Na votação terminada em 16 de julho de 1968, o AI-5 perdeu por 11 a 7,
com as abstenções de Tarso de Moraes Dutra (Educação), Leonel Tavares Miranda
(Saúde), Afonso Augusto de Albuquerque Lima (Interior) e José Moreia Maia
(Chefe do Estado-Maior da Armada), que deram seus pareceres sem indicar um
posicionamento.
Apesar da “derrota” do Ato Institucional, o presidente Costa e Silva
deixou claro que a votação era apenas simbólica. “Não costumo fazer e não farei
votações para obter maioria. Quero ouvir cada um e então sofrerei sozinho o
ônus da decisão.”
Posteriormente,
o presidente fez uma observação específica sobre a relação de seu governo com a
imprensa. “Alguns elementos do governo, que têm trânsito livre em algumas
empresas [de comunicação], podem procurar convencer esses homens [diretores de
jornais], mas jamais o faremos pela força, jamais ordenaremos faça isso, aquilo
ou aquilo outro, pois seria proporcionar os elementos que tanto eles querem e
desejam para dizer que isto é uma ditadura. Não demos até hoje este motivo nem
esses elementos, e não o daremos.”
No final das contas, Costa e
Silva acabou cedendo e instituiu o AI-5 há exatos 45 anos. Na mesma noite,
censores entraram em ação e os jornais passaram a ser apreendidos e o
Congresso, fechado.
1. Integra do
discurso em 02/09/1968 do deputado Márcio Moreira Alves:
"Senhor presidente, senhores
deputados,
Todos reconhecem ou dizem
reconhecer que a maioria das forças armadas não compactua com a cúpula
militarista que perpetra violências e mantém este país sob regime de opressão.

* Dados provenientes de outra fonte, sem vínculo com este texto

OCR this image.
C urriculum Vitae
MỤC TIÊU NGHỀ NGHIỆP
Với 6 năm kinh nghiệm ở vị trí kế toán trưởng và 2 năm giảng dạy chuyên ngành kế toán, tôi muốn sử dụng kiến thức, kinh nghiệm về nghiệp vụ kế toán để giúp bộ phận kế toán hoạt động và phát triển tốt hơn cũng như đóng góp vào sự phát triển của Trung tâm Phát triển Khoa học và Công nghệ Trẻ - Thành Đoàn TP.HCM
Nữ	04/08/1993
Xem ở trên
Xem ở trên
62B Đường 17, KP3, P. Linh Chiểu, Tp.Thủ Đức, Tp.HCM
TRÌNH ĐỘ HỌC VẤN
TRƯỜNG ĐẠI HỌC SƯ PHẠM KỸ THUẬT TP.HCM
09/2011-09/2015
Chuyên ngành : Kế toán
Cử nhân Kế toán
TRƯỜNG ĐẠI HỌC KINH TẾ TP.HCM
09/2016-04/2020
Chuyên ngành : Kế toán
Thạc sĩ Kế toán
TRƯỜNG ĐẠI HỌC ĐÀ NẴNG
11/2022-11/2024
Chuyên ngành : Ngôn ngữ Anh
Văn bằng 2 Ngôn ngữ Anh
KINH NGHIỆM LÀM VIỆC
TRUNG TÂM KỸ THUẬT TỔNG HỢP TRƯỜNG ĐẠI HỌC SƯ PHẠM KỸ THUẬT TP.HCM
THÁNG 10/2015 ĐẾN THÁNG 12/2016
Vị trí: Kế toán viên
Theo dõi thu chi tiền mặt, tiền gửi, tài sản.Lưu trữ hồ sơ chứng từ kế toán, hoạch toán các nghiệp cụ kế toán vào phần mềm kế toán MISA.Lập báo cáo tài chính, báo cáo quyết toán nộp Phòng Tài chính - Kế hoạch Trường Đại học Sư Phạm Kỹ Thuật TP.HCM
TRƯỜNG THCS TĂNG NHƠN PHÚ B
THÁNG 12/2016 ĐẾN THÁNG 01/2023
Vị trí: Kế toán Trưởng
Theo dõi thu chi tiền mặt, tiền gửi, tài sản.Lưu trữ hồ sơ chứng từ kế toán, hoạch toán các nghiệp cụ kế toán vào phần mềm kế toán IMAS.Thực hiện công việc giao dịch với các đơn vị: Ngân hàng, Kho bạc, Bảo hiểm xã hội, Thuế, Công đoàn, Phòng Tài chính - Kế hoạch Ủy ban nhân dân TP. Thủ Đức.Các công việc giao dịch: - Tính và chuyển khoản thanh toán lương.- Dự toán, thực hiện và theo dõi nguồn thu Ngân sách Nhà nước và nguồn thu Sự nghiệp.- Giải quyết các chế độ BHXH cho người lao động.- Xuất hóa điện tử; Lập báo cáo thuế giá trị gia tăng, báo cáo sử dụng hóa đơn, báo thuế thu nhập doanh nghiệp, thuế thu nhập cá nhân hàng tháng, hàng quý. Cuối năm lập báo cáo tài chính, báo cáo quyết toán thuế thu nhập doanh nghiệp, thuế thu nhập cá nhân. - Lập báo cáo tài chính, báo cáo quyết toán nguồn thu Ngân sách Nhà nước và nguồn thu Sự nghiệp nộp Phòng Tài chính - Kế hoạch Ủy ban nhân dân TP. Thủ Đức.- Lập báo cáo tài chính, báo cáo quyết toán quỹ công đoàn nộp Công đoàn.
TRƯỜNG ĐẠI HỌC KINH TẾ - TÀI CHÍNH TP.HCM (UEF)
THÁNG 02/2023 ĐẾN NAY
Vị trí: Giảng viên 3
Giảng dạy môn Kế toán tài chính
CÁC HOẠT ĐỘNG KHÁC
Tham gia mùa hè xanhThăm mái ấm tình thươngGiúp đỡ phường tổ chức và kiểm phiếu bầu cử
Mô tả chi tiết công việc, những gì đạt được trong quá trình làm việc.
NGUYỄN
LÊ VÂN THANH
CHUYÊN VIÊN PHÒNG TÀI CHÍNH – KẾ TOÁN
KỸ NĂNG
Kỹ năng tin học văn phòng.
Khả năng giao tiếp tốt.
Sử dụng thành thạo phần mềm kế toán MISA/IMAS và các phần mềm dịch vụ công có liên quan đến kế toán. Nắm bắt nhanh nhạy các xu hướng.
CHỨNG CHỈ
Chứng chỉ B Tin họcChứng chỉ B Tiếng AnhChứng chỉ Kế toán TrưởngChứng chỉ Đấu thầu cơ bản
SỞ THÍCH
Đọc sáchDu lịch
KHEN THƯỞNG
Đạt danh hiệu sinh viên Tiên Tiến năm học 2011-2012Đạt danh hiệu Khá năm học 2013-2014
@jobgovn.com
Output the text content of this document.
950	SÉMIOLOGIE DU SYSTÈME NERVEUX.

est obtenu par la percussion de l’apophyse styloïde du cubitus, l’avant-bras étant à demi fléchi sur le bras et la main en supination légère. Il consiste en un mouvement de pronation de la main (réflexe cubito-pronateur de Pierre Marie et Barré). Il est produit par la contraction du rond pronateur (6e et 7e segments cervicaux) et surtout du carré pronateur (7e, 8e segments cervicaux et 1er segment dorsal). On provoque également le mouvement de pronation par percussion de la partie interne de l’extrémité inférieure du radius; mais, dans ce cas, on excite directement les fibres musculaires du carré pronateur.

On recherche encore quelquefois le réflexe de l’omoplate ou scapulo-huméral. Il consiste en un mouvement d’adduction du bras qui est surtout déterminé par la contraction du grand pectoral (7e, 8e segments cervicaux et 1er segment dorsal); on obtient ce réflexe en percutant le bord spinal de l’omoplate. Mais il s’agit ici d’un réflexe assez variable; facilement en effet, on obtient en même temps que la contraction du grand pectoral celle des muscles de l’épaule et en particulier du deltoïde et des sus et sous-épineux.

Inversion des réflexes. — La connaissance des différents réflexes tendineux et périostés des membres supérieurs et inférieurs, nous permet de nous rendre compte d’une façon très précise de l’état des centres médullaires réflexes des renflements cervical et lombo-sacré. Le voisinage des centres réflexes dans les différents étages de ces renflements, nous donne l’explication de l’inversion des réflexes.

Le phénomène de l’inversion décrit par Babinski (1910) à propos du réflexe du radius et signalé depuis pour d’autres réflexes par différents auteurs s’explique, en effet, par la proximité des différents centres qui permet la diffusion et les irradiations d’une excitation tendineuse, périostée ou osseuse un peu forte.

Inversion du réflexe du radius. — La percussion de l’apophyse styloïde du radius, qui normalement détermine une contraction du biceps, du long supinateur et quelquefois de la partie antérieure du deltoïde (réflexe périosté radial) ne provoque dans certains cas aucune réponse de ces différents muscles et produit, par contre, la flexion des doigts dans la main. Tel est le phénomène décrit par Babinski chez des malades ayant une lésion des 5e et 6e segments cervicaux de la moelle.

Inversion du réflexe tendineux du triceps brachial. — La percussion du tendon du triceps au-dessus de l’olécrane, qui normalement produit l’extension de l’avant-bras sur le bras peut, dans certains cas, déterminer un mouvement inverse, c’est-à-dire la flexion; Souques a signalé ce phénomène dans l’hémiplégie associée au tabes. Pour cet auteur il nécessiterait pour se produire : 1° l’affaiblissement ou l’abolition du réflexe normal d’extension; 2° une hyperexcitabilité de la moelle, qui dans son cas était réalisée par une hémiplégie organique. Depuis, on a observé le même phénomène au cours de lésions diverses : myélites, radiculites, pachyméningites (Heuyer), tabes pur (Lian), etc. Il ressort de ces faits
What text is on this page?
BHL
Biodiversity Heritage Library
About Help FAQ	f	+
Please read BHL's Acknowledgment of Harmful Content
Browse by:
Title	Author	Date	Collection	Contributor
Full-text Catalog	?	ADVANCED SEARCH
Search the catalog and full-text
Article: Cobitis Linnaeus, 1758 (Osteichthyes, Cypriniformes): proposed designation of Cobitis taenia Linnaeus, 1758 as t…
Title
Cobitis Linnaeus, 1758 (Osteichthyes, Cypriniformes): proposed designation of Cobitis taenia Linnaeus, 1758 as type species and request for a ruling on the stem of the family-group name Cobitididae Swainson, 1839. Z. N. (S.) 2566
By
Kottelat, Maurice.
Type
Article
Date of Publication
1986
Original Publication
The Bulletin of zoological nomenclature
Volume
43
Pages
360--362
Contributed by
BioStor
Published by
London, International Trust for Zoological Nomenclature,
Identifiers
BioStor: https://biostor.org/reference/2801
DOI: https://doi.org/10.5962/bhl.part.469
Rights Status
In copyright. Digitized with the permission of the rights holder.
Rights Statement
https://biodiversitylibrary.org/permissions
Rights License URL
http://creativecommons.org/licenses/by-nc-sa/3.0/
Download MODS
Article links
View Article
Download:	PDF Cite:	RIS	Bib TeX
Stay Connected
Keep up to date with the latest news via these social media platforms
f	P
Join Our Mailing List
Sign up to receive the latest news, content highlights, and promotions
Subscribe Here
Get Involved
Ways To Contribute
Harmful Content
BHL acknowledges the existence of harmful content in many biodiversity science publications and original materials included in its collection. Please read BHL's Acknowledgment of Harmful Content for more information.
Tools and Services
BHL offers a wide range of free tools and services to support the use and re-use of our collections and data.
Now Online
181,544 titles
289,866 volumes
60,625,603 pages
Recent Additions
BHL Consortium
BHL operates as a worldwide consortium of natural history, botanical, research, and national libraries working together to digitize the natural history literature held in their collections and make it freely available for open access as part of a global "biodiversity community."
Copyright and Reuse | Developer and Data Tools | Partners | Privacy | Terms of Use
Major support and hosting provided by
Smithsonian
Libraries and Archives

Creio ter chegado, após os acontecimentos de Brasília, o grande momento da
união pela democracia. Este é também o momento do boicote. As mães brasileiras
já se manifestaram. Todas as classes sociais clamam por este repúdio à polícia.
No entanto, isto não basta.
É preciso que se estabeleça,
sobretudo por parte das mulheres, como já começou a se estabelecer nesta Casa,
por parte das mulheres parlamentares da Arena, o boicote ao militarismo. Vem aí
o sete de setembro.
As cúpulas militaristas procuram
explorar o sentimento profundo de patriotismo do povo e pedirão aos colégios
que desfilem junto com os algozes dos estudantes. Seria necessário que cada
pai, cada mãe, se compenetrasse de que a presença dos seus filhos nesse desfile
é o auxílio aos carrascos que os espancam e os metralham nas ruas. Portanto,
que cada um boicote esse desfile.
Esse boicote pode passar também,
sempre falando de mulheres, às moças. Aquelas que dançam com cadetes e namoram
jovens oficiais. Seria preciso fazer hoje, no Brasil, que as mulheres de 1968
repetissem as paulistas da Guerra dos Emboabas e recusassem a entrada à porta
de sua casa àqueles que vilipendiam-nas.
Recusassem aceitar aqueles que
silenciam e, portanto, se acumpliciam. Discordar em silêncio pouco adianta.
Necessário se torna agir contra os que abusam das forças armadas, falando e
agindo em seu nome. Creia-me senhor presidente, que é possível resolver esta
farsa, esta democratura, este falso impedimento pelo boicote. Enquanto não se
pronunciarem os silenciosos, todo e qualquer contato entre os civis e militares
deve cessar, porque só assim conseguiremos fazer com que este país volte à
democracia.
Só assim conseguiremos fazer com
que os silenciosos que não compactuam com os desmandos de seus chefes, sigam o
magnífico exemplo dos 14 oficiais de Crateús que tiveram a coragem e a
hombridade de, publicamente, se manifestarem contra um ato ilegal e arbitrário
dos seus superiores."
Fonte: Folha de São Paulo
4 comentários:
Demorou para postar esta excelente e muito oportuna pensata de hoje... parabéns!
Excelente!
Apesar do terrível Ato, sempre é bom recordar a fim de que não mais aconteça. Excelente postagem!
Depois de um tempo sem ler Novas Pensatas, revisito o Blog e encontro, mais uma vez, matéria importante e de valor. Parabéns pela permanência e determinação na denúncia e esclarecimento de fatos que não devem jamais serem repetidos na História do Brasil.